La lecture de la semaine, il s’agit d’un article du New York Times signé par Virginia Heffernan et intitulé « La mort du Web ouvert » (dont la traduction intégrale est depuis disponible sur l’excellent Framablog). Ce n’est pas tant pour sa thèse que cet article a retenu mon attention (une thèse intéressante, mais pas non plus follement originale) mais par la manière dont elle est formulée, une analogie assez frappante et féconde.

Le Web est une cité marchande qui grouille, commence la journaliste, qui s’est édifiée au petit bonheur la chance. Ses espaces publics sont noirs de monde et des signes de décrépitude urbaine abondent sous la forme de liens invalides et de projets abandonnés. Dans cette cité, logiciels malveillants et spams font désormais partie des conditions de vie dans beaucoup des quartiers, qui de ce fait ne sont ni sûrs et ni sains. Des voyous et des marchands ambulants errent dans les rues. Une population de voleurs, une cohue polyglotte, semble dominer les principaux sites.

newyorktimeheffernan

Or les gens qui trouvent que le Web est détestable, qu’il est sale et incivil, ont malgré tout été forcés d’y habiter. C’est là où il fallait aller pour trouver du travail, des ressources, des services, une vie sociale, et… l’avenir.

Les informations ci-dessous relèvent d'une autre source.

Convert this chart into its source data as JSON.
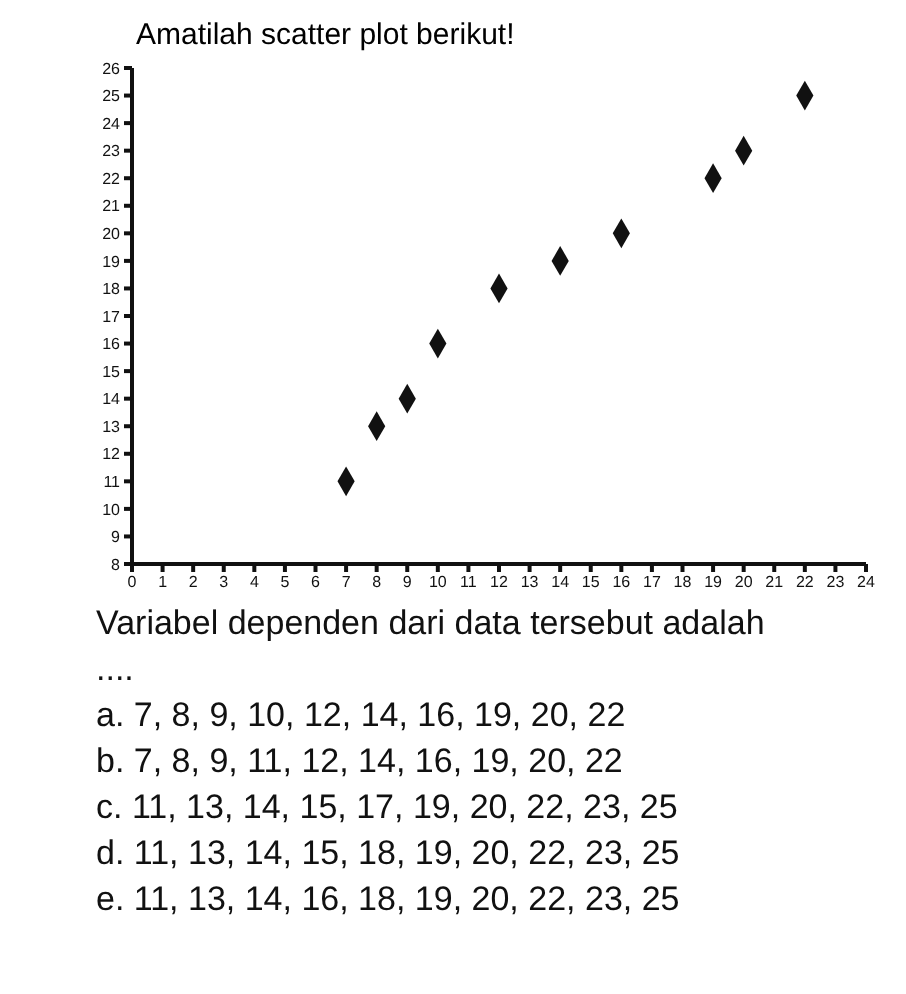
{
  "chart_data": {
    "type": "scatter",
    "title": "Amatilah scatter plot berikut!",
    "x": [
      7,
      8,
      9,
      10,
      12,
      14,
      16,
      19,
      20,
      22
    ],
    "values": [
      11,
      13,
      14,
      16,
      18,
      19,
      20,
      22,
      23,
      25
    ],
    "color": "#111111",
    "marker": "diamond",
    "xlim": [
      0,
      24
    ],
    "xticks": [
      0,
      1,
      2,
      3,
      4,
      5,
      6,
      7,
      8,
      9,
      10,
      11,
      12,
      13,
      14,
      15,
      16,
      17,
      18,
      19,
      20,
      21,
      22,
      23,
      24
    ],
    "ylim": [
      8,
      26
    ],
    "yticks": [
      8,
      9,
      10,
      11,
      12,
      13,
      14,
      15,
      16,
      17,
      18,
      19,
      20,
      21,
      22,
      23,
      24,
      25,
      26
    ],
    "annotations": [
      "Variabel dependen dari data tersebut adalah",
      "....",
      "a.  7, 8, 9, 10, 12, 14, 16, 19, 20, 22",
      "b.  7, 8, 9, 11, 12, 14, 16, 19, 20, 22",
      "c.  11, 13, 14, 15, 17, 19, 20, 22, 23, 25",
      "d.  11, 13, 14, 15, 18, 19, 20, 22, 23, 25",
      "e.  11, 13, 14, 16, 18, 19, 20, 22, 23, 25"
    ]
  }
}
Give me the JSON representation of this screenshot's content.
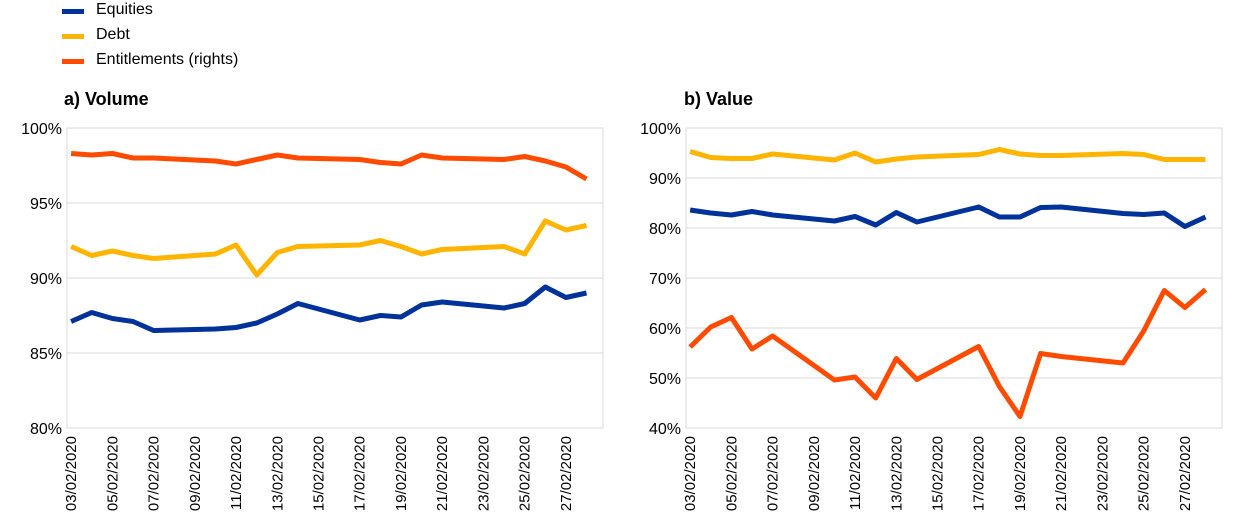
{
  "legend": [
    {
      "label": "Equities",
      "color": "#003299"
    },
    {
      "label": "Debt",
      "color": "#FFB400"
    },
    {
      "label": "Entitlements (rights)",
      "color": "#FF4B00"
    }
  ],
  "chart_data": [
    {
      "type": "line",
      "title": "a) Volume",
      "xlabel": "",
      "ylabel": "",
      "ylim": [
        80,
        100
      ],
      "yticks": [
        "80%",
        "85%",
        "90%",
        "95%",
        "100%"
      ],
      "x": [
        "03/02/2020",
        "04/02/2020",
        "05/02/2020",
        "06/02/2020",
        "07/02/2020",
        "10/02/2020",
        "11/02/2020",
        "12/02/2020",
        "13/02/2020",
        "14/02/2020",
        "17/02/2020",
        "18/02/2020",
        "19/02/2020",
        "20/02/2020",
        "21/02/2020",
        "24/02/2020",
        "25/02/2020",
        "26/02/2020",
        "27/02/2020",
        "28/02/2020"
      ],
      "x_days": [
        3,
        4,
        5,
        6,
        7,
        10,
        11,
        12,
        13,
        14,
        17,
        18,
        19,
        20,
        21,
        24,
        25,
        26,
        27,
        28
      ],
      "xtick_labels": [
        "03/02/2020",
        "05/02/2020",
        "07/02/2020",
        "09/02/2020",
        "11/02/2020",
        "13/02/2020",
        "15/02/2020",
        "17/02/2020",
        "19/02/2020",
        "21/02/2020",
        "23/02/2020",
        "25/02/2020",
        "27/02/2020"
      ],
      "xtick_days": [
        3,
        5,
        7,
        9,
        11,
        13,
        15,
        17,
        19,
        21,
        23,
        25,
        27
      ],
      "series": [
        {
          "name": "Equities",
          "color": "#003299",
          "values": [
            87.1,
            87.7,
            87.3,
            87.1,
            86.5,
            86.6,
            86.7,
            87.0,
            87.6,
            88.3,
            87.2,
            87.5,
            87.4,
            88.2,
            88.4,
            88.0,
            88.3,
            89.4,
            88.7,
            89.0
          ]
        },
        {
          "name": "Debt",
          "color": "#FFB400",
          "values": [
            92.1,
            91.5,
            91.8,
            91.5,
            91.3,
            91.6,
            92.2,
            90.2,
            91.7,
            92.1,
            92.2,
            92.5,
            92.1,
            91.6,
            91.9,
            92.1,
            91.6,
            93.8,
            93.2,
            93.5
          ]
        },
        {
          "name": "Entitlements (rights)",
          "color": "#FF4B00",
          "values": [
            98.3,
            98.2,
            98.3,
            98.0,
            98.0,
            97.8,
            97.6,
            97.9,
            98.2,
            98.0,
            97.9,
            97.7,
            97.6,
            98.2,
            98.0,
            97.9,
            98.1,
            97.8,
            97.4,
            96.6
          ]
        }
      ]
    },
    {
      "type": "line",
      "title": "b) Value",
      "xlabel": "",
      "ylabel": "",
      "ylim": [
        40,
        100
      ],
      "yticks": [
        "40%",
        "50%",
        "60%",
        "70%",
        "80%",
        "90%",
        "100%"
      ],
      "x": [
        "03/02/2020",
        "04/02/2020",
        "05/02/2020",
        "06/02/2020",
        "07/02/2020",
        "10/02/2020",
        "11/02/2020",
        "12/02/2020",
        "13/02/2020",
        "14/02/2020",
        "17/02/2020",
        "18/02/2020",
        "19/02/2020",
        "20/02/2020",
        "21/02/2020",
        "24/02/2020",
        "25/02/2020",
        "26/02/2020",
        "27/02/2020",
        "28/02/2020"
      ],
      "x_days": [
        3,
        4,
        5,
        6,
        7,
        10,
        11,
        12,
        13,
        14,
        17,
        18,
        19,
        20,
        21,
        24,
        25,
        26,
        27,
        28
      ],
      "xtick_labels": [
        "03/02/2020",
        "05/02/2020",
        "07/02/2020",
        "09/02/2020",
        "11/02/2020",
        "13/02/2020",
        "15/02/2020",
        "17/02/2020",
        "19/02/2020",
        "21/02/2020",
        "23/02/2020",
        "25/02/2020",
        "27/02/2020"
      ],
      "xtick_days": [
        3,
        5,
        7,
        9,
        11,
        13,
        15,
        17,
        19,
        21,
        23,
        25,
        27
      ],
      "series": [
        {
          "name": "Equities",
          "color": "#003299",
          "values": [
            83.6,
            83.0,
            82.6,
            83.3,
            82.6,
            81.4,
            82.3,
            80.6,
            83.1,
            81.2,
            84.2,
            82.2,
            82.2,
            84.1,
            84.2,
            82.9,
            82.7,
            83.0,
            80.3,
            82.2
          ]
        },
        {
          "name": "Debt",
          "color": "#FFB400",
          "values": [
            95.3,
            94.1,
            93.9,
            93.9,
            94.8,
            93.6,
            95.0,
            93.2,
            93.8,
            94.2,
            94.7,
            95.7,
            94.8,
            94.5,
            94.5,
            94.9,
            94.7,
            93.7,
            93.7,
            93.7
          ]
        },
        {
          "name": "Entitlements (rights)",
          "color": "#FF4B00",
          "values": [
            56.2,
            60.2,
            62.1,
            55.8,
            58.4,
            49.6,
            50.2,
            46.0,
            53.9,
            49.7,
            56.3,
            48.3,
            42.3,
            54.9,
            54.3,
            53.0,
            59.4,
            67.5,
            64.1,
            67.7
          ]
        }
      ]
    }
  ]
}
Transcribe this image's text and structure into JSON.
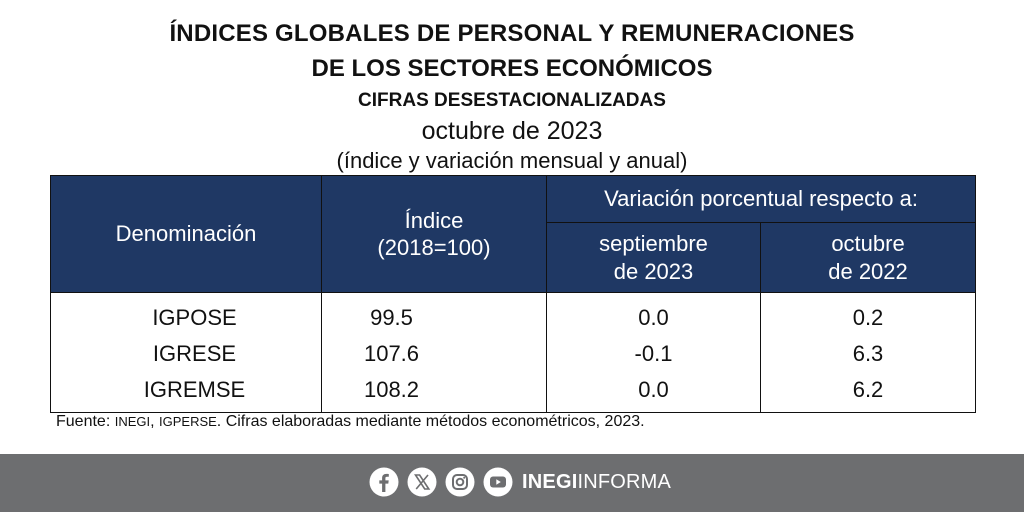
{
  "title": {
    "line1": "ÍNDICES GLOBALES DE PERSONAL Y REMUNERACIONES",
    "line2": "DE LOS SECTORES ECONÓMICOS",
    "line3": "CIFRAS DESESTACIONALIZADAS",
    "period": "octubre de 2023",
    "note": "(índice y variación mensual y anual)"
  },
  "table": {
    "header_denominacion": "Denominación",
    "header_indice_1": "Índice",
    "header_indice_2": "(2018=100)",
    "header_variacion": "Variación porcentual respecto a:",
    "header_sep_1": "septiembre",
    "header_sep_2": "de 2023",
    "header_oct_1": "octubre",
    "header_oct_2": "de 2022"
  },
  "chart_data": {
    "type": "table",
    "title": "ÍNDICES GLOBALES DE PERSONAL Y REMUNERACIONES DE LOS SECTORES ECONÓMICOS",
    "subtitle": "CIFRAS DESESTACIONALIZADAS — octubre de 2023",
    "columns": [
      "Denominación",
      "Índice (2018=100)",
      "septiembre de 2023",
      "octubre de 2022"
    ],
    "rows": [
      {
        "name": "IGPOSE",
        "index": "99.5",
        "var_month": "0.0",
        "var_year": "0.2"
      },
      {
        "name": "IGRESE",
        "index": "107.6",
        "var_month": "-0.1",
        "var_year": "6.3"
      },
      {
        "name": "IGREMSE",
        "index": "108.2",
        "var_month": "0.0",
        "var_year": "6.2"
      }
    ]
  },
  "source": {
    "prefix": "Fuente: ",
    "inegi": "INEGI",
    "sep": ", ",
    "igperse": "IGPERSE",
    "rest": ". Cifras elaboradas mediante métodos econométricos, 2023."
  },
  "footer": {
    "brand_bold": "INEGI",
    "brand_rest": "INFORMA",
    "icons": [
      "facebook-icon",
      "x-icon",
      "instagram-icon",
      "youtube-icon"
    ],
    "bg_color": "#6d6e70"
  },
  "colors": {
    "header_bg": "#1f3864",
    "header_text": "#ffffff"
  }
}
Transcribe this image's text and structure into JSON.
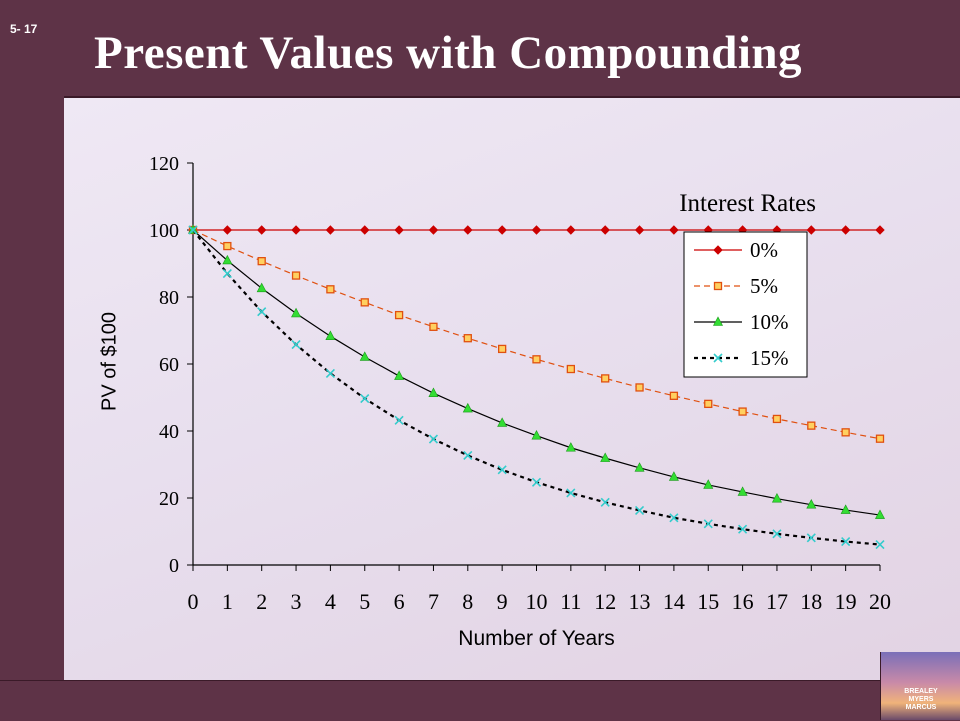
{
  "slide": {
    "number": "5- 17",
    "title": "Present Values with Compounding"
  },
  "logo": {
    "text": "BREALEY\nMYERS\nMARCUS"
  },
  "colors": {
    "frame": "#5e3347",
    "series_0": "#cc0000",
    "series_5": "#e06010",
    "series_10": "#000000",
    "series_15": "#000000"
  },
  "chart_data": {
    "type": "line",
    "xlabel": "Number of Years",
    "ylabel": "PV of $100",
    "legend_title": "Interest Rates",
    "legend_position": "top-right",
    "x": [
      0,
      1,
      2,
      3,
      4,
      5,
      6,
      7,
      8,
      9,
      10,
      11,
      12,
      13,
      14,
      15,
      16,
      17,
      18,
      19,
      20
    ],
    "xlim": [
      0,
      20
    ],
    "ylim": [
      0,
      120
    ],
    "yticks": [
      0,
      20,
      40,
      60,
      80,
      100,
      120
    ],
    "grid": false,
    "series": [
      {
        "name": "0%",
        "values": [
          100,
          100,
          100,
          100,
          100,
          100,
          100,
          100,
          100,
          100,
          100,
          100,
          100,
          100,
          100,
          100,
          100,
          100,
          100,
          100,
          100
        ]
      },
      {
        "name": "5%",
        "values": [
          100,
          95.2,
          90.7,
          86.4,
          82.3,
          78.4,
          74.6,
          71.1,
          67.7,
          64.5,
          61.4,
          58.5,
          55.7,
          53.0,
          50.5,
          48.1,
          45.8,
          43.6,
          41.6,
          39.6,
          37.7
        ]
      },
      {
        "name": "10%",
        "values": [
          100,
          90.9,
          82.6,
          75.1,
          68.3,
          62.1,
          56.4,
          51.3,
          46.7,
          42.4,
          38.6,
          35.0,
          31.9,
          29.0,
          26.3,
          23.9,
          21.8,
          19.8,
          18.0,
          16.4,
          14.9
        ]
      },
      {
        "name": "15%",
        "values": [
          100,
          87.0,
          75.6,
          65.8,
          57.2,
          49.7,
          43.2,
          37.6,
          32.7,
          28.4,
          24.7,
          21.5,
          18.7,
          16.3,
          14.1,
          12.3,
          10.7,
          9.3,
          8.1,
          7.0,
          6.1
        ]
      }
    ]
  }
}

Mais aujourd’hui, avec l’achat d’un iPhone ou d’un iPad, il existe un moyen d’en sortir : il existe maintenant une banlieue bien propre, bien ordonnée, qui vous permet de profiter en partie des possibilités offertes par le web, sans devoir vous mélanger à la racaille. Cette banlieue, ce sont les scintillantes applications de l’Apple Store : de jolies maisons bien propres, à bonne distance du centre de la ville Web, nichées dans ce que la journaliste appelle du beau nom d’« Etats vierges des monts Apple ». Avec la migration des dissidents du Web ouvert vers les applications chères et fermées, nous assistons d’après Virginia Heffernan à une décentralisation urbaine, un équivalent en ligne de ce qui a été aux Etats-Unis un exil des populations aisées vers les banlieues résidentielles.

Pour la journaliste, les parallèles entre ce qui s’est passé dans des villes comme Chicago, Détroit et New York au cours du 20e siècle, et ce qui est en train de se passer sur Internet depuis l’introduction de l’Apple Store sont frappants. A l’instar des grandes villes modernes américaines, le Web s’est construit à parts égales sur l’opportunisme et l’idéalisme. Au cours des ans, nerds, étudiants, hors la loi, rebelles, mères de familles, fans, grenouilles de bénitier, managers, personnes âgées, starlettes, et présidents, tous ont fabriqué leur maison sur le Web. Malgré un consensus croissant sur les dangers du Web et l’importance qu’il y avait à s’en garder, étonnamment peu de jardins ont été entourés d’une clôture.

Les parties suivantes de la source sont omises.